Risk is, therefore, an essential part of any business transaction. Taking risk away from your client is one of the most powerful (and overlooked!) ways to grow any business. The little known secret about removing risk to grow business is called “risk reversal.” Many organizations have made risk reversal a core priority of their businesses.

Consider Domino’s Pizza: risk reversal means that the pizza is free if it isn’t delivered within 30 minutes from the moment of order. The risk of this transaction has completely shifted from the pizza consumer to Domino’s.

There are only three ways to take away risk from your clients or, if you are a corporate employee, from your boss:

1. Eliminate risk: in the example of buying apples, tasting the apples before buying will eliminate the risk of discovering a faulty apple upon your return home.
2. Reduce risk: one way to reduce risk is to let customers inspect and choose their product (such as an apple) before buying. Sampling a product is therefore a proven way to reduce risk.
3. Transfer risk: if the grocery store could design the transaction process in such a way that it carries all the risk at the end, the client would be much more inclined to buy. For instance, the grocery store could choose to charge customers only after they have consumed all apples to their satisfaction at home.

How can professional service providers use this to grow their business? Here is an example of how I have applied risk reversal: As a professional speaker I can’t guarantee the outcomes of my talks.
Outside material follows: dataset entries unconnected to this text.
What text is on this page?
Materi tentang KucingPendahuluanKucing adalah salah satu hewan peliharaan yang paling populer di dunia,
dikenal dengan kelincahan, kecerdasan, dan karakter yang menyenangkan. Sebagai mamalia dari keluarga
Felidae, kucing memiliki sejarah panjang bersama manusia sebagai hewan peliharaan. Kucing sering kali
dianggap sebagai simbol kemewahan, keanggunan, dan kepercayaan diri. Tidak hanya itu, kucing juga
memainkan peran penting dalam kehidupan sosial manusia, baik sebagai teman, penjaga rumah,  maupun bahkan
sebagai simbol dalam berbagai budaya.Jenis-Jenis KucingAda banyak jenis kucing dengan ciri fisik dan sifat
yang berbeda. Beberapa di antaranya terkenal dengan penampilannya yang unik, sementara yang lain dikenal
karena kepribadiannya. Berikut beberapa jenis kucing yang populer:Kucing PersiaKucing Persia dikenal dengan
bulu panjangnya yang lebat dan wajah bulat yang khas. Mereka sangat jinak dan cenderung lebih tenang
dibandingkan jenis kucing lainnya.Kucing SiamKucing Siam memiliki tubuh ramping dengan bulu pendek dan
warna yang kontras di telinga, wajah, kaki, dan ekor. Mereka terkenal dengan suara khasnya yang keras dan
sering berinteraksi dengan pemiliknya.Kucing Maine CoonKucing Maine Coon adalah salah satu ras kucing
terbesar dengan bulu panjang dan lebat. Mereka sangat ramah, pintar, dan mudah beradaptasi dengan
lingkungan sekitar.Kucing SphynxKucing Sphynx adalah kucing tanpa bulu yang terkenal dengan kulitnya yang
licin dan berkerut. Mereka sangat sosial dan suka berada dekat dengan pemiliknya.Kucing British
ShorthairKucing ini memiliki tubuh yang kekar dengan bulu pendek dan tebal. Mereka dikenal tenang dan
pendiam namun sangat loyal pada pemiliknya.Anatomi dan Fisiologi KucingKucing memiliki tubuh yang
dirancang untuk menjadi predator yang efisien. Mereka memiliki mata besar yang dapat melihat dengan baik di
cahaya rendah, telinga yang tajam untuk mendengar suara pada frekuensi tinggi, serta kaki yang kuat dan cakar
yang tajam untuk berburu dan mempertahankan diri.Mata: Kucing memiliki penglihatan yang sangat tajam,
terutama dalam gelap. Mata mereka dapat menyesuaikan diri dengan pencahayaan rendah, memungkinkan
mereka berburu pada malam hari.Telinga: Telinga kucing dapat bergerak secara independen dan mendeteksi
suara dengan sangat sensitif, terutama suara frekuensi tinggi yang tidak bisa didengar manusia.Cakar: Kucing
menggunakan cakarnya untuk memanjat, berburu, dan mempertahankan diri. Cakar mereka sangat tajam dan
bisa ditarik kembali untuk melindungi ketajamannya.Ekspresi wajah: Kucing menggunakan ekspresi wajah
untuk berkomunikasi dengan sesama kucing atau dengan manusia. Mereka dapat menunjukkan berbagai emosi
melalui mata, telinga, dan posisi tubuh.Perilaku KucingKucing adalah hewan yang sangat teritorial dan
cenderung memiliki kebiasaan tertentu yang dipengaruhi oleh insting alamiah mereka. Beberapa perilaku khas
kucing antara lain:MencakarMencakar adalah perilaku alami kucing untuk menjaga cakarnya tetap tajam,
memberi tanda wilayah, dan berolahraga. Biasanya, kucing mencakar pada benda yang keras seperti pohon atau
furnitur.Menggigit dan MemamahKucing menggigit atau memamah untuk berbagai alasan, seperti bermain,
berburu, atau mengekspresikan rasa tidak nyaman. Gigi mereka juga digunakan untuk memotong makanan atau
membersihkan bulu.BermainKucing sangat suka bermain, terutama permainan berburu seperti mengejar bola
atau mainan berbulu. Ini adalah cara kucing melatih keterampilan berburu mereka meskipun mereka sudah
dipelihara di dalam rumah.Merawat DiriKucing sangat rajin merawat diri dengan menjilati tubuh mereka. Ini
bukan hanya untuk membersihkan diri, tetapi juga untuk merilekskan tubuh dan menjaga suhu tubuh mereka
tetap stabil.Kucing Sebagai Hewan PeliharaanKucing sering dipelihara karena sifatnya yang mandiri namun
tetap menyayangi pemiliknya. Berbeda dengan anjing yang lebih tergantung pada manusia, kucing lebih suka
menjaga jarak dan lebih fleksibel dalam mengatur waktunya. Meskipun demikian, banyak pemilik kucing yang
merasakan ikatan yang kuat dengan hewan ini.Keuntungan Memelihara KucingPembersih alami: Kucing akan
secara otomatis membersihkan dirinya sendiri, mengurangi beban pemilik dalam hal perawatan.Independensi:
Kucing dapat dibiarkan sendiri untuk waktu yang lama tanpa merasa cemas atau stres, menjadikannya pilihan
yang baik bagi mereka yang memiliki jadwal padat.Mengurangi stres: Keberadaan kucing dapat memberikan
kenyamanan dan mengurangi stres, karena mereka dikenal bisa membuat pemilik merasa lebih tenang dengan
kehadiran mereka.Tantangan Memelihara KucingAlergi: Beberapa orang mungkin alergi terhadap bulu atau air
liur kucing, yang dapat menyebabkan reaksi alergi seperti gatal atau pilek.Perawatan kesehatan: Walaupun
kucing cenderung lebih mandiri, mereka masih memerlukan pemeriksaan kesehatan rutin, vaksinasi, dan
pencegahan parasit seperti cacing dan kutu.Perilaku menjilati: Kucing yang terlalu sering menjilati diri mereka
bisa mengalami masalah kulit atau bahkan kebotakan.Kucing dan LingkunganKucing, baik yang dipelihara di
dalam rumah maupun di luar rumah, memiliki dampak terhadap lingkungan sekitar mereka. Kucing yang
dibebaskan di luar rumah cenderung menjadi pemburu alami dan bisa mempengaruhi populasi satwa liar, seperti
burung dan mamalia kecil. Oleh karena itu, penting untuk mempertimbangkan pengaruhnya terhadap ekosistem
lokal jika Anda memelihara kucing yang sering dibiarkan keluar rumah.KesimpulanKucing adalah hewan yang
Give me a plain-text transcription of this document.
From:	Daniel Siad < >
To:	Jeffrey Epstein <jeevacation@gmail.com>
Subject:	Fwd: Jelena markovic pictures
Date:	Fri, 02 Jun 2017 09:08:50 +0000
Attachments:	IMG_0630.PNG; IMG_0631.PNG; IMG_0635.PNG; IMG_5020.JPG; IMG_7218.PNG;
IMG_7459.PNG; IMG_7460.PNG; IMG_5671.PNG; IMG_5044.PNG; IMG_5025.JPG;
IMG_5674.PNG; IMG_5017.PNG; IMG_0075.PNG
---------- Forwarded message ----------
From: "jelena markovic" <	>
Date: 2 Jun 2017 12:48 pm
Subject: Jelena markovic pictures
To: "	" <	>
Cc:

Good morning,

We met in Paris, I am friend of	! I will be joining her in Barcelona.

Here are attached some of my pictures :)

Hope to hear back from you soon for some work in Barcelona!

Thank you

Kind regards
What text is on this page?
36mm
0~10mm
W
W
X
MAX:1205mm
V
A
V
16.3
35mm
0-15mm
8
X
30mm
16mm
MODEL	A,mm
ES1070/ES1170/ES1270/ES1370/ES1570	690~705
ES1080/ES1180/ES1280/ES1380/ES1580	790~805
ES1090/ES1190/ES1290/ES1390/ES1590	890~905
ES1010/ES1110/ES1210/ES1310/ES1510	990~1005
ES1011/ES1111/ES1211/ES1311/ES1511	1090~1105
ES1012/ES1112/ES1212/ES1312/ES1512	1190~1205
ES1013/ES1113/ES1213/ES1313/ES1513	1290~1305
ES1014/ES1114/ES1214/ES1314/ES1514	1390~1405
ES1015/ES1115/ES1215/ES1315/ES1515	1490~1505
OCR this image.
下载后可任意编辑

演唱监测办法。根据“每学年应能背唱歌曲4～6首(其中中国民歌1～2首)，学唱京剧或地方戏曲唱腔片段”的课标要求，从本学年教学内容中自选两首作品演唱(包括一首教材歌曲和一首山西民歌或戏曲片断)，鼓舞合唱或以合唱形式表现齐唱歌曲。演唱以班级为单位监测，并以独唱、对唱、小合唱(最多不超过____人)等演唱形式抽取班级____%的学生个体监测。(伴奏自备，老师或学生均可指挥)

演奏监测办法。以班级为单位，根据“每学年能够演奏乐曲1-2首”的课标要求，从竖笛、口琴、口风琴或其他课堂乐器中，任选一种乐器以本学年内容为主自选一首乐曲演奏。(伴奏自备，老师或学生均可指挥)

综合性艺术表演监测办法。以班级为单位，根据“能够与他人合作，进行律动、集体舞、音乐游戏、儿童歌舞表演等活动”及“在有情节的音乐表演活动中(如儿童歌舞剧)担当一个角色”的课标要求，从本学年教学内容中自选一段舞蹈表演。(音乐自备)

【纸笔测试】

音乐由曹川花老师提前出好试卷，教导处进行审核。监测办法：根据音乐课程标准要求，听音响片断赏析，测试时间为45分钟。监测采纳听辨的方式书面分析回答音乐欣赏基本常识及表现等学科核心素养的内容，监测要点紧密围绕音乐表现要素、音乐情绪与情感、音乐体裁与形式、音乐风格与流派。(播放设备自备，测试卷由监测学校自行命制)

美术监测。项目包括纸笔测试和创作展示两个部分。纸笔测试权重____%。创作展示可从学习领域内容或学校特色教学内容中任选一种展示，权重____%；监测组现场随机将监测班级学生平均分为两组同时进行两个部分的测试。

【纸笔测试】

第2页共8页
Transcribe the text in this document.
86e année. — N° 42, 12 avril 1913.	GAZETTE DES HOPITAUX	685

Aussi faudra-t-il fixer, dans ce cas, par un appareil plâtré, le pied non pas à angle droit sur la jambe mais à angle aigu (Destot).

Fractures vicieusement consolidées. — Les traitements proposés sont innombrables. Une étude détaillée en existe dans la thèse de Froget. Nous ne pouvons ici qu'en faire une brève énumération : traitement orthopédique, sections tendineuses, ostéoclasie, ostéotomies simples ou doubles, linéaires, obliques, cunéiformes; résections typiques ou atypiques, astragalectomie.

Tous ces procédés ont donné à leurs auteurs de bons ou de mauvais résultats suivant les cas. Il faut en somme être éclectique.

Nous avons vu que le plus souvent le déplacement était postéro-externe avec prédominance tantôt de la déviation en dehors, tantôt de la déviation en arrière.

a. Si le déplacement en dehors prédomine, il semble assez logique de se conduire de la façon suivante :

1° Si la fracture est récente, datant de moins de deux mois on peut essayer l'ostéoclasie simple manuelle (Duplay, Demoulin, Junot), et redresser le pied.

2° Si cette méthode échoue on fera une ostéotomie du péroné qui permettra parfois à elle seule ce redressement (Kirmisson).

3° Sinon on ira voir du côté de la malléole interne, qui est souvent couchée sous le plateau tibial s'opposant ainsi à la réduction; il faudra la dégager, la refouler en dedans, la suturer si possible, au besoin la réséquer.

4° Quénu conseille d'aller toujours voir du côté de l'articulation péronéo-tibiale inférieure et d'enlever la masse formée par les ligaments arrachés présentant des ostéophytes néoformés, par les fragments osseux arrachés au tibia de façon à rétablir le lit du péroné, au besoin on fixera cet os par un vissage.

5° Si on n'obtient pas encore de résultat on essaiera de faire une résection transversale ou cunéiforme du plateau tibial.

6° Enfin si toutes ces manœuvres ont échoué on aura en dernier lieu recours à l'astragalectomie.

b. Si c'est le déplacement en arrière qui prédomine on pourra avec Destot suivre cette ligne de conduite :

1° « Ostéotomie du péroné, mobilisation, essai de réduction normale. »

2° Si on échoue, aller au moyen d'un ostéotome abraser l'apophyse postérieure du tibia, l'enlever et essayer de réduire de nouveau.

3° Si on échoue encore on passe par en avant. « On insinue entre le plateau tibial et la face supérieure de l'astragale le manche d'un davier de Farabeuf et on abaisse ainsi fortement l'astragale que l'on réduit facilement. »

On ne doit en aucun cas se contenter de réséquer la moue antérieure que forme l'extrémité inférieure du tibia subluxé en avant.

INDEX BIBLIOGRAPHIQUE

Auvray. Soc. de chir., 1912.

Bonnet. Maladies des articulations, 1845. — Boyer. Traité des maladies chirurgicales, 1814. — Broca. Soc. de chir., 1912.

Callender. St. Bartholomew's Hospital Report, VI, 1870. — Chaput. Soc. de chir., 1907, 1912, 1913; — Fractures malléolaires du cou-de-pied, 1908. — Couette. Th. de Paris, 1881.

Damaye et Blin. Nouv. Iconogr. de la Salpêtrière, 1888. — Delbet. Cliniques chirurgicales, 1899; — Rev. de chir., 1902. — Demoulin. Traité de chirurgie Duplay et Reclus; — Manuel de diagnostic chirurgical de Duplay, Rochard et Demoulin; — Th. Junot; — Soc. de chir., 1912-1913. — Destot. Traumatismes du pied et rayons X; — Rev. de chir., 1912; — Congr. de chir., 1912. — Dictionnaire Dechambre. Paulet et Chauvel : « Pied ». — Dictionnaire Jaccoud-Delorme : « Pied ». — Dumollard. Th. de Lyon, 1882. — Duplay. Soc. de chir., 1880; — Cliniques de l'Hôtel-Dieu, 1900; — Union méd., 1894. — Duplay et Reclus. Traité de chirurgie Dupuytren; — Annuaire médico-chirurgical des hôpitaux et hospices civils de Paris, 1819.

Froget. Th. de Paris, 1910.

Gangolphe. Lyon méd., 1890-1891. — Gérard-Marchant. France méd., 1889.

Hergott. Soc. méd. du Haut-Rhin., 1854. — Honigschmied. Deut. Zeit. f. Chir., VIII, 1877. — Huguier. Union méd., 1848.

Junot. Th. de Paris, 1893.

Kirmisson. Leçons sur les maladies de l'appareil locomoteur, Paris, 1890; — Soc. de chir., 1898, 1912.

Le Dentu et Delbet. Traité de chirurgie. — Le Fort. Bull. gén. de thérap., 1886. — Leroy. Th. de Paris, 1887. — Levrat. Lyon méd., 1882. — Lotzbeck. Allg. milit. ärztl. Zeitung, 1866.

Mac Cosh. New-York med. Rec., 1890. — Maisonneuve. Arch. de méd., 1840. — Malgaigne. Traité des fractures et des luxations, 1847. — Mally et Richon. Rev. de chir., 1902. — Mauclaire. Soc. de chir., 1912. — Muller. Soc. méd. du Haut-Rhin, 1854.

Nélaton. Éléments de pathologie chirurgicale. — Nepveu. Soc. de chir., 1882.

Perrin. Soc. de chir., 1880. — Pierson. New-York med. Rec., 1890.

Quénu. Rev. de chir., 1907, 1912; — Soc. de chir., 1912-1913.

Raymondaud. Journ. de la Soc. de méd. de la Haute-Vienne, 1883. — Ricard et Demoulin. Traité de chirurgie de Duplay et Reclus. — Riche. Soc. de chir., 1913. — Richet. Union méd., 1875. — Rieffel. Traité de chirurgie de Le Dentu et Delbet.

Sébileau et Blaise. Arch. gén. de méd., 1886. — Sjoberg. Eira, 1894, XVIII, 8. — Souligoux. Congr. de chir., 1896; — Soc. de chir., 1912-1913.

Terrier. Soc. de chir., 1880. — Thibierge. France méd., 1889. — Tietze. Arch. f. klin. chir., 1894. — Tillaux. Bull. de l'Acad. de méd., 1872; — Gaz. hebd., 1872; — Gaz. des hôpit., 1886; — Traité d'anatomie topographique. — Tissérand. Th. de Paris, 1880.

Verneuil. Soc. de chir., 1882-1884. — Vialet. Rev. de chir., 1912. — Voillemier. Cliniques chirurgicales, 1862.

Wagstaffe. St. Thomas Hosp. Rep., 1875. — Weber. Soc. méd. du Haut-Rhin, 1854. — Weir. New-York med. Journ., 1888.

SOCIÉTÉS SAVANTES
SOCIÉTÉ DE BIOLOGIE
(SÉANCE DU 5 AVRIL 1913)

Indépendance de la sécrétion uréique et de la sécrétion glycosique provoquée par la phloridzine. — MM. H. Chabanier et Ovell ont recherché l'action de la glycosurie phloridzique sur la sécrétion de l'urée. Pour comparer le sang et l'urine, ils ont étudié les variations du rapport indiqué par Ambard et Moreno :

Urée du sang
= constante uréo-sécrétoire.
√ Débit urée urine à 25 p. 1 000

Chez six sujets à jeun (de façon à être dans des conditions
It will depend on things like the temperature of the room, ups and downs of my clients’ business and whether or not there was an open bar just before my talk. What I can control is the quality of my work. I therefore eliminate risk for my clients by guaranteeing the quality of my work. If we both agree that the quality standards haven’t been met, my clients are entitled to a full refund of their investment. Some of my clients have commented that this very condition makes me stand apart from the competition ‘like a tall giraffe surrounded by tiny field mice.’